Pomegranate molasses is a common ingredient in Persian and Mediterranean cuisine. Everything about it is AMAZING. As I have mentioned in previous posts using pomegranate molasses, you can use store bought or make your own from scratch for this recipe. I love it in stews, salad dressings, and drizzled on top of food.
Saffron is also one of my favorite flavor enhancers. It’s hard to describe the flavor (honey-like? slightly bitter?), but I like adding it to stews to create a rounder flavor. Whatever you do, do not skip using it in this recipe. It is a nice counter to the salty miso and the sweet tangy pomegranate molasses in this eggplant bean stew.

Slow Cooker Middle Eastern Chickpea Eggplant Stew
1 medium onion, chopped
4 garlic cloves, coarsely chopped
2 tsp olive oil
½ tsp ground cardamom
½ tsp ground cinnamon
½ tsp ground cumin
½ tsp garlic powder
½” X ½” piece of fresh ginger, peeled and minced
29 ounce can of tomato puree
Pinch of saffron
2-3 Tbsp reduced sodium soy sauce (OR gluten free tamari)
1 tsp red miso
2 Tbsp pomegranate molasses
15 ounce can of chickpeas, drained and rinsed
1 large eggplant, cubed
2 cup fresh spinach
Prepared couscous or short brown rice, to serve

1. In a large, heavy pot or dutch oven, add onions, garlic, olive oil, and a pinch of salt. Sauté over medium heat for 5 minutes or until onions are soft and a bit golden.
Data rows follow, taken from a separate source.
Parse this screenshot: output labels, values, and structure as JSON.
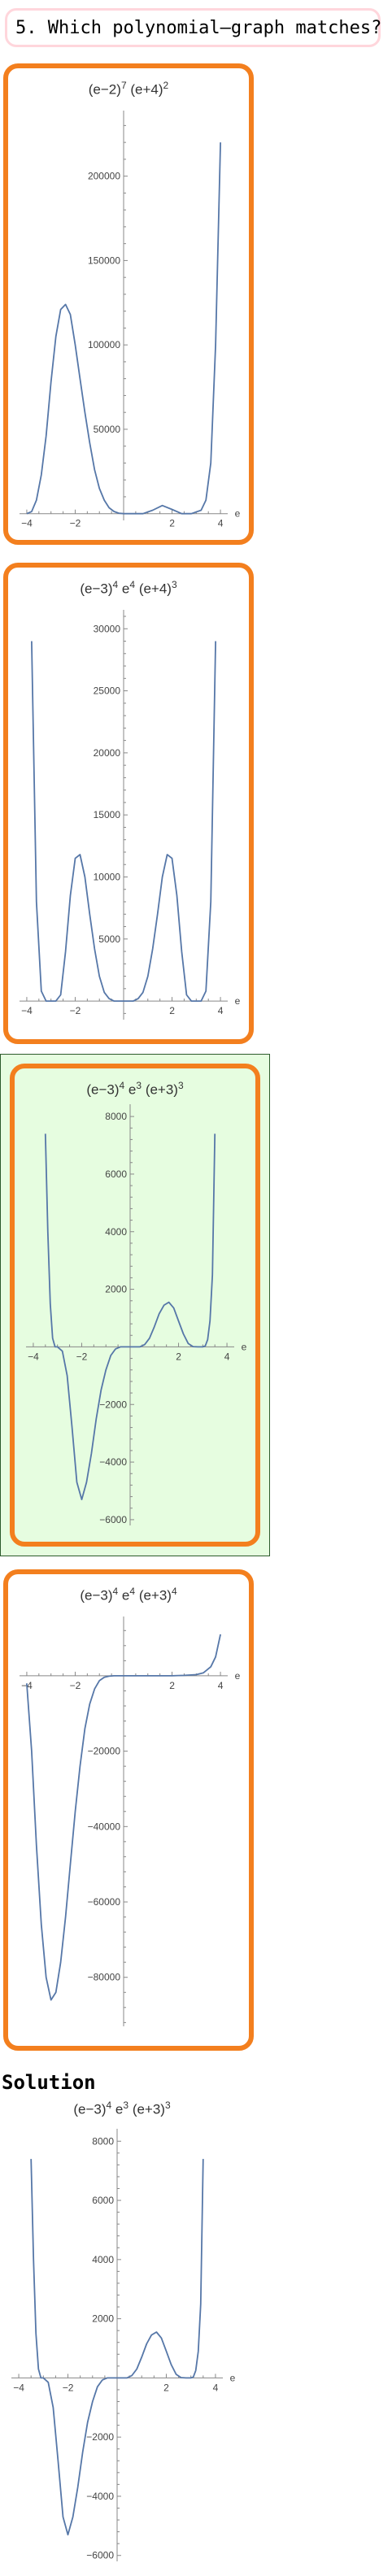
{
  "question": {
    "text": "5. Which polynomial–graph matches?"
  },
  "solution_heading": "Solution",
  "chart_data": [
    {
      "id": "choice1",
      "type": "line",
      "title": "(e−2)^7 (e+4)^2",
      "title_parts": [
        [
          "(e−2)",
          "7"
        ],
        [
          "(e+4)",
          "2"
        ]
      ],
      "xlabel": "e",
      "ylabel": "",
      "xlim": [
        -4.3,
        4.3
      ],
      "ylim": [
        -4000,
        235000
      ],
      "xticks": [
        -4,
        -2,
        2,
        4
      ],
      "xtick_labels": [
        "−4",
        "−2",
        "2",
        "4"
      ],
      "yticks": [
        50000,
        100000,
        150000,
        200000
      ],
      "ytick_labels": [
        "50000",
        "100000",
        "150000",
        "200000"
      ],
      "grid": false,
      "series": [
        {
          "name": "",
          "color": "#5677a8",
          "x": [
            -4.0,
            -3.8,
            -3.6,
            -3.4,
            -3.2,
            -3.0,
            -2.8,
            -2.6,
            -2.4,
            -2.2,
            -2.0,
            -1.8,
            -1.6,
            -1.4,
            -1.2,
            -1.0,
            -0.8,
            -0.6,
            -0.4,
            -0.2,
            0.0,
            0.4,
            0.8,
            1.2,
            1.6,
            2.0,
            2.4,
            2.8,
            3.2,
            3.4,
            3.6,
            3.8,
            4.0
          ],
          "y": [
            0,
            1200,
            8000,
            23000,
            46000,
            78000,
            105000,
            121000,
            124000,
            118000,
            100000,
            80000,
            60000,
            42000,
            26000,
            15000,
            8000,
            3500,
            1300,
            300,
            0,
            0,
            0,
            2000,
            4800,
            2500,
            0,
            0,
            2000,
            8000,
            30000,
            100000,
            220000
          ]
        }
      ]
    },
    {
      "id": "choice2",
      "type": "line",
      "title": "(e−3)^4 e^4 (e+4)^3",
      "title_parts": [
        [
          "(e−3)",
          "4"
        ],
        [
          "e",
          "4"
        ],
        [
          "(e+4)",
          "3"
        ]
      ],
      "xlabel": "e",
      "ylabel": "",
      "xlim": [
        -4.3,
        4.3
      ],
      "ylim": [
        -1500,
        31000
      ],
      "xticks": [
        -4,
        -2,
        2,
        4
      ],
      "xtick_labels": [
        "−4",
        "−2",
        "2",
        "4"
      ],
      "yticks": [
        5000,
        10000,
        15000,
        20000,
        25000,
        30000
      ],
      "ytick_labels": [
        "5000",
        "10000",
        "15000",
        "20000",
        "25000",
        "30000"
      ],
      "grid": false,
      "series": [
        {
          "name": "",
          "color": "#5677a8",
          "x": [
            -3.8,
            -3.6,
            -3.4,
            -3.2,
            -3.0,
            -2.8,
            -2.6,
            -2.4,
            -2.2,
            -2.0,
            -1.8,
            -1.6,
            -1.4,
            -1.2,
            -1.0,
            -0.8,
            -0.6,
            -0.4,
            -0.2,
            0.0,
            0.2,
            0.4,
            0.6,
            0.8,
            1.0,
            1.2,
            1.4,
            1.6,
            1.8,
            2.0,
            2.2,
            2.4,
            2.6,
            2.8,
            3.0,
            3.2,
            3.4,
            3.6,
            3.8
          ],
          "y": [
            29000,
            8000,
            800,
            0,
            0,
            0,
            500,
            4000,
            8500,
            11500,
            11800,
            10000,
            7000,
            4200,
            2000,
            700,
            200,
            0,
            0,
            0,
            0,
            0,
            200,
            700,
            2000,
            4200,
            7000,
            10000,
            11800,
            11500,
            8500,
            4000,
            500,
            0,
            0,
            0,
            800,
            8000,
            29000
          ]
        }
      ]
    },
    {
      "id": "choice3",
      "type": "line",
      "title": "(e−3)^4 e^3 (e+3)^3",
      "title_parts": [
        [
          "(e−3)",
          "4"
        ],
        [
          "e",
          "3"
        ],
        [
          "(e+3)",
          "3"
        ]
      ],
      "xlabel": "e",
      "ylabel": "",
      "xlim": [
        -4.3,
        4.3
      ],
      "ylim": [
        -6200,
        8200
      ],
      "xticks": [
        -4,
        -2,
        2,
        4
      ],
      "xtick_labels": [
        "−4",
        "−2",
        "2",
        "4"
      ],
      "yticks": [
        -6000,
        -4000,
        -2000,
        2000,
        4000,
        6000,
        8000
      ],
      "ytick_labels": [
        "−6000",
        "−4000",
        "−2000",
        "2000",
        "4000",
        "6000",
        "8000"
      ],
      "grid": false,
      "series": [
        {
          "name": "",
          "color": "#5677a8",
          "x": [
            -3.5,
            -3.4,
            -3.3,
            -3.2,
            -3.1,
            -3.0,
            -2.8,
            -2.6,
            -2.4,
            -2.2,
            -2.0,
            -1.8,
            -1.6,
            -1.4,
            -1.2,
            -1.0,
            -0.8,
            -0.6,
            -0.4,
            -0.2,
            0.0,
            0.2,
            0.4,
            0.6,
            0.8,
            1.0,
            1.2,
            1.4,
            1.6,
            1.8,
            2.0,
            2.2,
            2.4,
            2.6,
            2.8,
            3.0,
            3.1,
            3.2,
            3.3,
            3.4,
            3.5
          ],
          "y": [
            7400,
            4000,
            1500,
            300,
            0,
            0,
            -150,
            -1000,
            -2800,
            -4700,
            -5300,
            -4700,
            -3700,
            -2500,
            -1500,
            -800,
            -300,
            -70,
            0,
            0,
            0,
            0,
            0,
            80,
            300,
            700,
            1150,
            1450,
            1550,
            1350,
            900,
            450,
            120,
            10,
            0,
            0,
            30,
            250,
            900,
            2500,
            7400
          ]
        }
      ]
    },
    {
      "id": "choice4",
      "type": "line",
      "title": "(e−3)^4 e^4 (e+3)^4",
      "title_parts": [
        [
          "(e−3)",
          "4"
        ],
        [
          "e",
          "4"
        ],
        [
          "(e+3)",
          "4"
        ]
      ],
      "xlabel": "e",
      "ylabel": "",
      "xlim": [
        -4.3,
        4.3
      ],
      "ylim": [
        -93000,
        14000
      ],
      "xticks": [
        -4,
        -2,
        2,
        4
      ],
      "xtick_labels": [
        "−4",
        "−2",
        "2",
        "4"
      ],
      "yticks": [
        -80000,
        -60000,
        -40000,
        -20000
      ],
      "ytick_labels": [
        "−80000",
        "−60000",
        "−40000",
        "−20000"
      ],
      "grid": false,
      "series": [
        {
          "name": "",
          "color": "#5677a8",
          "x": [
            -4.0,
            -3.8,
            -3.6,
            -3.4,
            -3.2,
            -3.0,
            -2.8,
            -2.6,
            -2.4,
            -2.2,
            -2.0,
            -1.8,
            -1.6,
            -1.4,
            -1.2,
            -1.0,
            -0.8,
            -0.6,
            -0.4,
            -0.2,
            0.0,
            0.5,
            1.0,
            1.5,
            2.0,
            2.5,
            3.0,
            3.3,
            3.6,
            3.8,
            4.0
          ],
          "y": [
            -2000,
            -20000,
            -45000,
            -66000,
            -80000,
            -86000,
            -84000,
            -76000,
            -64000,
            -50000,
            -36000,
            -24000,
            -14000,
            -7500,
            -3500,
            -1300,
            -400,
            -100,
            0,
            0,
            0,
            0,
            0,
            0,
            0,
            100,
            300,
            800,
            2400,
            5000,
            11000
          ]
        }
      ]
    },
    {
      "id": "solution",
      "type": "line",
      "title": "(e−3)^4 e^3 (e+3)^3",
      "title_parts": [
        [
          "(e−3)",
          "4"
        ],
        [
          "e",
          "3"
        ],
        [
          "(e+3)",
          "3"
        ]
      ],
      "xlabel": "e",
      "ylabel": "",
      "xlim": [
        -4.3,
        4.3
      ],
      "ylim": [
        -6200,
        8200
      ],
      "xticks": [
        -4,
        -2,
        2,
        4
      ],
      "xtick_labels": [
        "−4",
        "−2",
        "2",
        "4"
      ],
      "yticks": [
        -6000,
        -4000,
        -2000,
        2000,
        4000,
        6000,
        8000
      ],
      "ytick_labels": [
        "−6000",
        "−4000",
        "−2000",
        "2000",
        "4000",
        "6000",
        "8000"
      ],
      "grid": false,
      "series": [
        {
          "name": "",
          "color": "#5677a8",
          "x": [
            -3.5,
            -3.4,
            -3.3,
            -3.2,
            -3.1,
            -3.0,
            -2.8,
            -2.6,
            -2.4,
            -2.2,
            -2.0,
            -1.8,
            -1.6,
            -1.4,
            -1.2,
            -1.0,
            -0.8,
            -0.6,
            -0.4,
            -0.2,
            0.0,
            0.2,
            0.4,
            0.6,
            0.8,
            1.0,
            1.2,
            1.4,
            1.6,
            1.8,
            2.0,
            2.2,
            2.4,
            2.6,
            2.8,
            3.0,
            3.1,
            3.2,
            3.3,
            3.4,
            3.5
          ],
          "y": [
            7400,
            4000,
            1500,
            300,
            0,
            0,
            -150,
            -1000,
            -2800,
            -4700,
            -5300,
            -4700,
            -3700,
            -2500,
            -1500,
            -800,
            -300,
            -70,
            0,
            0,
            0,
            0,
            0,
            80,
            300,
            700,
            1150,
            1450,
            1550,
            1350,
            900,
            450,
            120,
            10,
            0,
            0,
            30,
            250,
            900,
            2500,
            7400
          ]
        }
      ]
    }
  ]
}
Add the cardamom, cinnamon, cumin and garlic powder and sauté another 2 minutes over low heat.
2. Stir in the minced ginger and sauté another minute. Add the tomato puree, saffron, soy sauce, miso and pomegranate molasses. Simmer over medium heat for 5 minutes.

3. Add the sauce, eggplant and chickpeas to the slow cooker and stir until well combined. Secure the lid, and cook on HIGH for 4-5 hours.

4. Remove the lid, stir in the spinach until it wilts. Taste, and adjust seasonings (does it need more soy sauce? more pomegranate?). Serve over couscous or short brown rice.